Friday, July 6, 2018

Pasta on the Grill

One of our "go to" summer dinners has become what we call "pasta on the grill". It's basically a roasted tomato sauce, which we started making when we started growing tomatos. Its a fast and easy way to use some of them, and we freeze several jars of it every year to use over the winter. It's simple and delicious and easily varied. I'll give the basic idea here and mention some variations.

Ingredients

  • 2-3 pounds of tomatos, whatever kind you have available
  • Half a large Vidalia onion, or a single large yellow onion
  • 4-5 cloves of garlic
  • A small eggplant (we usually use Asian styles)
  • A red or yellow pepper
  • 1/2 a jalepeño or other hot pepper (optional)
  • 1/2 cup chopped fresh herbs (basil, oregano, thyme, whatever)
  • Olive oil
  • One can tomato paste (optional)
Varying the types of tomatos and onions and herbs will affect the flavor a lot, as will omitting the garlic, which I do from time to time. You can also use zucchini or summer squash in addition to or in place of the eggplant. The jalepeño adds a nice bit of heat, if you like that, or you can use Thai basil or spicy oregano. And so forth.

Directions

Prepare your grill. We have a gas one, so that is easy. I tend to cook this over pretty high heat, but you'll want to experiment with that. (You can also do this in the oven, if you wish. Preheat it to 450F.)

Chop and otherwise prepare the veggies and herbs, and put them in a big bowl. Add the olive oil and stir. You want just enough to coat the veggies. Line a 13x9 disposable aluminum baking pan with foil (for ease of cleanup and re-usability of the pan) and pour the veggies into it. Cover the top with more foil, and put the whole thing onto the grill. Cook until the veggies are tender, roughly 30-45 minutes.

I often find that the sauce is a bit watery at this point. If so, then I pour it into an appropriately sized pot and add some tomato paste---half a can usually suffices, but sometimes I need a full can---and simmer for about 10 minutes, just to cook the paste.

Serve over your favorite pasta.

Shortcakes

We had some friends over the other night, and I made shortcakes, which we had with berries and ice cream and whip cream. Yum! I've made quite a few shortcake recipes over the years, and these were the best I've had. Very sweet and flaky. The recipe I used was one from Epicurious, which can be found here. I'll reproduce it for ease of use.

Ingredients

2 cups flour
1/4 cup sugar
1 tbsp baking powder
1/4 tsp salt

1/2 cup (1 stick) chilled unsalted butter
1/2 cup milk
1 large egg

Directions

Preheat the oven to 400F. Line a big baking sheet with parchment paper (which keeps the bottoms from getting too crunchy).

Combine the dry ingredients in a big bowl and stir to blend. Cut the butter into 1/2 inch pieces and sprinkle it into the flour, then mix it a bit so the butter gets coated. Now, work the butter into the flour with your fingers. You basically want to pick up the butter pieces and mash them up. (There are other ways to cut butter into flour, too, but that one seems to work best for this recipe.) Keep doing this until the flour looks like a coarse meal. 

Whisk the egg into the milk, and pour that into the flour mixture.
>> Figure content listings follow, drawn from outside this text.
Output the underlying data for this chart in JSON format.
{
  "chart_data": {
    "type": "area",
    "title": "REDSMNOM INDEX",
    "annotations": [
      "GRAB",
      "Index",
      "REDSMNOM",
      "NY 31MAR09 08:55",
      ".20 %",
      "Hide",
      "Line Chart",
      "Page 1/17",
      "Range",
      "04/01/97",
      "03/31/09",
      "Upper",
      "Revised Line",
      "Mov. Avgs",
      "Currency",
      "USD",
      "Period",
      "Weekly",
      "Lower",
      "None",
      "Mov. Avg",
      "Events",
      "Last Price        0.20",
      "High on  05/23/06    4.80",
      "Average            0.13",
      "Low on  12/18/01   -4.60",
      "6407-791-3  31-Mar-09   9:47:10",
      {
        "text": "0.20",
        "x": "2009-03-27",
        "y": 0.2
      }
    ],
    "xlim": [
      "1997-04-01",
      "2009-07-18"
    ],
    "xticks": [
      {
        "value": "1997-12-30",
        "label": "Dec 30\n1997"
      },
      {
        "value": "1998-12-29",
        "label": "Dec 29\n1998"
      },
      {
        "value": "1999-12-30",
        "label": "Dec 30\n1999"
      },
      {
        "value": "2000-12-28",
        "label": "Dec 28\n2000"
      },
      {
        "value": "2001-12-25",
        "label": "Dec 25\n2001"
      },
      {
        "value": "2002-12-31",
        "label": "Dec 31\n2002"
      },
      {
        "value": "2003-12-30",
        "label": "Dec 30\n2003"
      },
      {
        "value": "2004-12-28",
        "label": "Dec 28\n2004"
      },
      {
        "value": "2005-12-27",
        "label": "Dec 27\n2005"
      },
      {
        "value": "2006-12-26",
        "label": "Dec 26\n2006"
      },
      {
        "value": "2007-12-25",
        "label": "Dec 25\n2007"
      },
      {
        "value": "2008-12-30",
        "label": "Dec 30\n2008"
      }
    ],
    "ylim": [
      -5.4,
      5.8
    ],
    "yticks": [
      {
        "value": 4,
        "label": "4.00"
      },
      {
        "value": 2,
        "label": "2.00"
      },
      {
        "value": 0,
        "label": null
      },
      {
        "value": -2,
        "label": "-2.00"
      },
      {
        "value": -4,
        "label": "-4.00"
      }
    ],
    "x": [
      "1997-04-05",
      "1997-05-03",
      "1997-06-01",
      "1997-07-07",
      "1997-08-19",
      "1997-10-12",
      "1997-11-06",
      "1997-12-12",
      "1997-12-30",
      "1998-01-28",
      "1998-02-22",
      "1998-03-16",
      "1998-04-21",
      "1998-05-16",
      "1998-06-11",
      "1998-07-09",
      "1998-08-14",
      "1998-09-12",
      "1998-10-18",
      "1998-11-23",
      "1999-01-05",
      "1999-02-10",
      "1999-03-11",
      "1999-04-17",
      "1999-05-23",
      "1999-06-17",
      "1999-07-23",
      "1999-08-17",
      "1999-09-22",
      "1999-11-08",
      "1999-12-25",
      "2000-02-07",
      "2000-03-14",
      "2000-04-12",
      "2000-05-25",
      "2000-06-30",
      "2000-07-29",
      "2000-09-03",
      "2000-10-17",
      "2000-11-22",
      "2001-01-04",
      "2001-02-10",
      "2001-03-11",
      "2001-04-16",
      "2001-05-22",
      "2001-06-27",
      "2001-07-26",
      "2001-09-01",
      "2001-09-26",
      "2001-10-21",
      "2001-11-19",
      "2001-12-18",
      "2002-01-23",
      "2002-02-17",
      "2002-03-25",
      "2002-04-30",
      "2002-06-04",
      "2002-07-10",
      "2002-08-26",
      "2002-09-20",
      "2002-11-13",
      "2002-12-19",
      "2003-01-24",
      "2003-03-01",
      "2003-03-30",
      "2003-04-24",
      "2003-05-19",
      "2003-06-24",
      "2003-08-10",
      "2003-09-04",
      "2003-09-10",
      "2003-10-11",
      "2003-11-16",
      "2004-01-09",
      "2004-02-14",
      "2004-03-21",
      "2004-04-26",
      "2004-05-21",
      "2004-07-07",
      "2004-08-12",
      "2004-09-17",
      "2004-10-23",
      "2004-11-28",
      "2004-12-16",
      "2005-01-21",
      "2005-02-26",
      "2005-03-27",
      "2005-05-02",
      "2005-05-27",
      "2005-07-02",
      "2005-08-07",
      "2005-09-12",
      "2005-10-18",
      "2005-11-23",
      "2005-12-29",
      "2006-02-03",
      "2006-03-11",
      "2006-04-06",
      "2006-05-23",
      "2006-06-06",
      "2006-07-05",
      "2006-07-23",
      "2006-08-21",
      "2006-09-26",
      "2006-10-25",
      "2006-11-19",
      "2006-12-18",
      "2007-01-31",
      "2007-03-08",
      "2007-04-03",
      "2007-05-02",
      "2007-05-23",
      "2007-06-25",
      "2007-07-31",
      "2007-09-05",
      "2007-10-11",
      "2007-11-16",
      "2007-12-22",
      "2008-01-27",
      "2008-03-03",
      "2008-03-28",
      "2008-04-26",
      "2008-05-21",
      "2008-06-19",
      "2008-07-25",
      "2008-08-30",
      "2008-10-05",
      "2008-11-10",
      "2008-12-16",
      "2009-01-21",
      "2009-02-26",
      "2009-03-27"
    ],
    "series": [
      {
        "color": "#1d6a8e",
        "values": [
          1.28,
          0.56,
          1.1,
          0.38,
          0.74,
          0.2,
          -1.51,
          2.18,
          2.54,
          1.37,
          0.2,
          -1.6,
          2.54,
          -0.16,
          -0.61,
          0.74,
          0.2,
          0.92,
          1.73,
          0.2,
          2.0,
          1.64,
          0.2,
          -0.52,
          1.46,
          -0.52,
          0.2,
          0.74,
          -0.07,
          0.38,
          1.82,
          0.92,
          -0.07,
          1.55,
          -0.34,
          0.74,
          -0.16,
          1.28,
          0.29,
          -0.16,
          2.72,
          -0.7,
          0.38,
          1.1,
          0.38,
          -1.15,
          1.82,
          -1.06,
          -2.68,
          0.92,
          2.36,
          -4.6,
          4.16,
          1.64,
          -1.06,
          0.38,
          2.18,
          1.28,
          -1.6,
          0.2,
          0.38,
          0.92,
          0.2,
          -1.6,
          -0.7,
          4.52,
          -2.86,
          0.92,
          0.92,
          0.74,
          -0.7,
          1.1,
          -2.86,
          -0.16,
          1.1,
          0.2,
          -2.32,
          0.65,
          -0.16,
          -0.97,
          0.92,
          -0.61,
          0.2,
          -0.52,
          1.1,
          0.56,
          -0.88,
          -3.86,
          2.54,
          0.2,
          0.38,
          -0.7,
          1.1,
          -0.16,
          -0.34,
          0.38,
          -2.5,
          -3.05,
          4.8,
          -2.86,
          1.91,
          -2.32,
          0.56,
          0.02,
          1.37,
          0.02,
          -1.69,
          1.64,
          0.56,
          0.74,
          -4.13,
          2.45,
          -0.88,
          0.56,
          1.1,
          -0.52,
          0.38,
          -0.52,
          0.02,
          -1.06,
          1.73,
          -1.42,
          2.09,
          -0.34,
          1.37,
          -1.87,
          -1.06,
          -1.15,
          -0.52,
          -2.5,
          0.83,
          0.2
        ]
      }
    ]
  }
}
Stir until a dough forms, then turn it out onto a floured work surface and knead it just a bit (maybe 6-8 turns) until its smooth. 

Finally, make eight shortcakes, however you like. You can flatten the dough and cut circles with a glass, or cut triangles with a knife, or divide the dough into eight pieces and shape the shortcakes that way.

Put the shortcakes on the baking sheet. Leave a bit of room between them, as they will rise a bit. Bake them for about 12 minutes, until a tester comes out dry.